Follow these recommendations to minimize data loss and ensure reliable telemetry data collection:

  1. Always Use Sending Queues: Enable sending_queue for exporters sending data over the network.
  2. Monitor Collector Metrics: Actively monitor otelcol_exporter_queue_size, otelcol_exporter_queue_capacity, otelcol_exporter_send_failed_spans (and equivalents for metrics/logs) to detect potential issues early.
  3. Tune Queue Size & Retries: Adjust queue_size and retry_on_failure parameters based on your expected load, memory/disk resources, and acceptable endpoint downtime.
  4. Use Persistent Storage (WAL): For Agents or Gateways where data loss during a Collector restart is unacceptable, configure the file_storage extension for the sending queue.
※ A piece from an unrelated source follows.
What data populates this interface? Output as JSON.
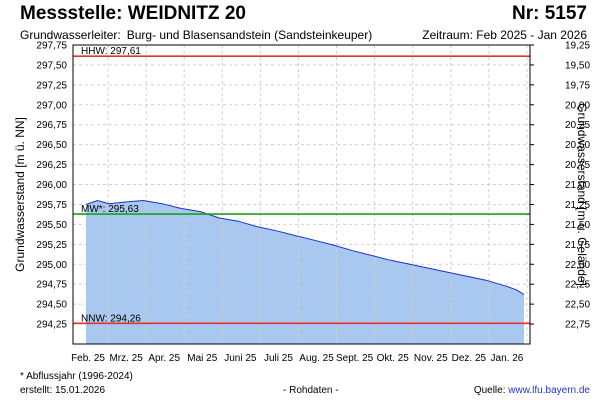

  5. Consider Message Queues: For maximum durability across network segments or to decouple Collector tiers, use a managed message queue like Kafka if the operational overhead is acceptable.
  6. Use Appropriate Deployment Patterns:
    • Employ an Agent + Gateway architecture. Agents handle local collection, Gateways handle processing, batching, and resilient export.
    • Focus resilience efforts (queues, WAL, Kafka) on network hops: Agent -> Gateway and Gateway -> Backend.
    • Resilience between the application (SDK) and a local Agent (Sidecar/DaemonSet) is often less critical due to reliable local networking; adding queues here can sometimes negatively impact the application if the agent is unavailable.

By understanding these mechanisms and applying the appropriate configurations, you can significantly enhance the resilience of your OpenTelemetry Collector deployment and minimize data loss.